4. Empirical Results: Human and Automatic Evaluation

NaturalProver is evaluated on the NaturalProofs-Gen test set, which consists of several thousand theorems and associated human-written proofs. Evaluations include both:

• Human judgments by university mathematics students (100 dev/test problems): These assess step correctness, usefulness as hints, full proof correctness, and error typology (reference use, equations, general logical flaws).
• Automatic metrics:
  • Ref-F1 and kF1: Coverage of references required by the gold proof.
  • Token-level BLEU/GLEU/F1: Lexical overlap with gold proof steps.
  • Stepwise correctness: Fraction of steps judged as correct or useful.

Results summary:

Model	Step Useful (%)	Step Correct (%)	Full Proof Useful (%)	Full Proof Correct (%)	Ref Error (%)	Eqn Error (%)	Other Error (%)
GPT-3 (fine-tuned)	25.7	28.2	20	13	30.9	32.5	40.1
NaturalProver Retrieve	41.5	33.6	32	24	23.5	37.6	23.7
NaturalProver (references)	39.6	26.3	35	24	25.8	35.9	25.2
NaturalProver Stepwise++	46.6	35.4	45	32	23.6	28.5	18.4
Next-step suggestion	51.4	42.9	--	--	19.7	26.3	19.1

Key findings:

• Next-step generation is rated "correct" or "useful" in over 40% of cases, a first for open-domain natural mathematical discourse.
• Full generated proofs are rated correct in 32% of test cases, more than doubling baseline GPT-3.
• Both reference and symbolic reasoning errors are reduced; explicit reference grounding virtually eliminates reference hallucinations (<2% incidence).

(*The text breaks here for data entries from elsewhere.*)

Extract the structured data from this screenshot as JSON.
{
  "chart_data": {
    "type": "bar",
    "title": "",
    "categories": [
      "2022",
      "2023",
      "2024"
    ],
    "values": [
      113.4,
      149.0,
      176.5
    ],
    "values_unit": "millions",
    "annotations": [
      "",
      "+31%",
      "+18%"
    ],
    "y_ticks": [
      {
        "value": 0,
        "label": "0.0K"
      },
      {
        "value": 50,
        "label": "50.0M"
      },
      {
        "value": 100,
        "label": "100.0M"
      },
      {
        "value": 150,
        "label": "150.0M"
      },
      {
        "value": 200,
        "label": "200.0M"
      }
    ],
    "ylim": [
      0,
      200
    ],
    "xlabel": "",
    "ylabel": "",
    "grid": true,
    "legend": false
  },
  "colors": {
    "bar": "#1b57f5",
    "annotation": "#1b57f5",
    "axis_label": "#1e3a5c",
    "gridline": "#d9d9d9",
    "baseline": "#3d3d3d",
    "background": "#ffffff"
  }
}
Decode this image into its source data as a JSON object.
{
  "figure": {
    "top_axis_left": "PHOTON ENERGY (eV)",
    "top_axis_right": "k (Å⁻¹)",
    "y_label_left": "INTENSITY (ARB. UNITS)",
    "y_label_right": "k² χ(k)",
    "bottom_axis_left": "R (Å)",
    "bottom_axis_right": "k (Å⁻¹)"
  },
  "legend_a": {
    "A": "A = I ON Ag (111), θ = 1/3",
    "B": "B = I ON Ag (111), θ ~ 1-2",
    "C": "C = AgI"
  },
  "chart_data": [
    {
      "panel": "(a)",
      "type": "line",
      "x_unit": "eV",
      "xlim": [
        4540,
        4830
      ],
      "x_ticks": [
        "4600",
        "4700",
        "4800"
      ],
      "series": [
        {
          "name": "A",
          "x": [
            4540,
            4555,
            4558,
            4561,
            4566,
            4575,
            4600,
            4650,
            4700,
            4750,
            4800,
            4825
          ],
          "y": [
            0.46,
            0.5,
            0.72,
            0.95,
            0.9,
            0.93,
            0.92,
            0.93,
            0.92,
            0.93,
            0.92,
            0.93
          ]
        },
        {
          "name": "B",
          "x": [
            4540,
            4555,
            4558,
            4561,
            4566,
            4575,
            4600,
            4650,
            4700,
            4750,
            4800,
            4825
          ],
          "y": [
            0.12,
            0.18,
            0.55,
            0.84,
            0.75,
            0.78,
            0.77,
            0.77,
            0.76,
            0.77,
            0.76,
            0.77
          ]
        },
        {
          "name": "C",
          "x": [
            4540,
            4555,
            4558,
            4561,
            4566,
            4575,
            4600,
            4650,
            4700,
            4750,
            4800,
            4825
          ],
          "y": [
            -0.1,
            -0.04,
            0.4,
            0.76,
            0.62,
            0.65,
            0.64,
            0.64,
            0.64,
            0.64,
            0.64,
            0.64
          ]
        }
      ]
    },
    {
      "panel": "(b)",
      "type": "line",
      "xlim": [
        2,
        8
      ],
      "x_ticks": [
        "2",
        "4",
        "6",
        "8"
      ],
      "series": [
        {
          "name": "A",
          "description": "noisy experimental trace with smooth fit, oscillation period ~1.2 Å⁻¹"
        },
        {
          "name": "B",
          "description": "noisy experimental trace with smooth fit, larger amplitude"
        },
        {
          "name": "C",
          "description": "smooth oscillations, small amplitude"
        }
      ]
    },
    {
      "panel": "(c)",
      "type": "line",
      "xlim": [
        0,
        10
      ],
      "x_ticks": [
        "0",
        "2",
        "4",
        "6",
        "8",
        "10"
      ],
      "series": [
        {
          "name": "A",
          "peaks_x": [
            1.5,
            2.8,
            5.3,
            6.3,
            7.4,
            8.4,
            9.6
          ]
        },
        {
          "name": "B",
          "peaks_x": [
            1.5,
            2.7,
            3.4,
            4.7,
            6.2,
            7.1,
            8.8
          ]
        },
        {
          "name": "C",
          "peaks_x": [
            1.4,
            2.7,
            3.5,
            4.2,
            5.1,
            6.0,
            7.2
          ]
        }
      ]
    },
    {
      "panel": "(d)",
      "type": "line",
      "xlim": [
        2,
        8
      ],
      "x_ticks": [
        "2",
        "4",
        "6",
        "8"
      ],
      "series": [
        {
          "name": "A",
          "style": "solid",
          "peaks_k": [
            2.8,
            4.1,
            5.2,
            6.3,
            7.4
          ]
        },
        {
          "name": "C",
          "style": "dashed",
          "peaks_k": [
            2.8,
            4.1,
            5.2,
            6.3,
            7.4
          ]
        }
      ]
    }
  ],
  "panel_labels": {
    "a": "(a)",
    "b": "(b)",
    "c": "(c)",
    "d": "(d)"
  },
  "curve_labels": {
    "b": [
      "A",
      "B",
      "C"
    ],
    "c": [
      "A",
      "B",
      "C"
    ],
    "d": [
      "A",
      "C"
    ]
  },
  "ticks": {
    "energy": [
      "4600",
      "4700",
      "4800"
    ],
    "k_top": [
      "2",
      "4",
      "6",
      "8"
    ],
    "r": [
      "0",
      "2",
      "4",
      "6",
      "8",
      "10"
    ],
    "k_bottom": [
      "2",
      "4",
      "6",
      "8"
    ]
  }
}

5. Examples and Qualitative Observations

NaturalProver routinely produces stepwise proofs for undergrad-level theorems in topology, algebra, and real analysis, including proofs requiring induction, layer-wise application of definitions, or nontrivial reference deployment. Illustrative examples include:

• Singleton sets in topology: Correctly deploys a theorem about isolated points, then invokes the definition of "dense-in-itself."
• Inductive proofs: Successfully identifies and constructs the induction template, then invokes the base and inductive steps with references to previously derived results.

The system can synthesize all steps required for short (2–6 step) proofs and generate plausible next steps or hints useful to mathematics students.

6. Significance, Limitations, and Prospects

NaturalProver experimentally demonstrates that knowledge-grounded neural LMs can operate in mathematical natural language domains—outperforming generic LMs in terms of both correctness and alignment with human mathematical thinking.

Significance:

• Educational utility: Next-step suggestions can underpin intelligent proof assistants or tutoring systems for undergraduate mathematics.
• Bridging formal and informal reasoning: Grounding in explicit references moves generative modeling beyond mere pattern completion, toward structured, checkable argument construction.
• Proof transparency and traceability: The forced inclusion of references, coupled with stepwise decoding, yields proofs readable and auditable by mathematicians.

Limitations:

• Long-chain logical coherence degrades over many proof steps; multi-step symbolic manipulation remains challenging due to error accumulation.
• The model operates primarily at the level of natural mathematical discourse, not formal code; correctness cannot be mechanically verified as in proof assistants.
• Coverage of advanced domains depends on the scope and granularity of the underlying background knowledge (reference library).

7. Context within Broader Research and Future Directions

NaturalProver is situated at the intersection of knowledge-augmented language modeling and automated mathematical reasoning. Its methodology aligns closely with the NaturalProofs benchmark (Welleck et al., 2021), and is complementary to systems focused on formal proof generation (e.g., in Lean, Isabelle) or formal-informal translation.

Future improvements may involve:

• Richer retrieval and grounding using fuller statement content and semantic similarity.
• Integration with formal proof tools for combined natural + formal proof support.
• Enhanced reference selection and reranking to better guide complex proofs.

NaturalProver's approach establishes a baseline and opens research directions for grounding mathematical LLMs in structured mathematical knowledge for improved transparency and reliability in mathematical reasoning tasks.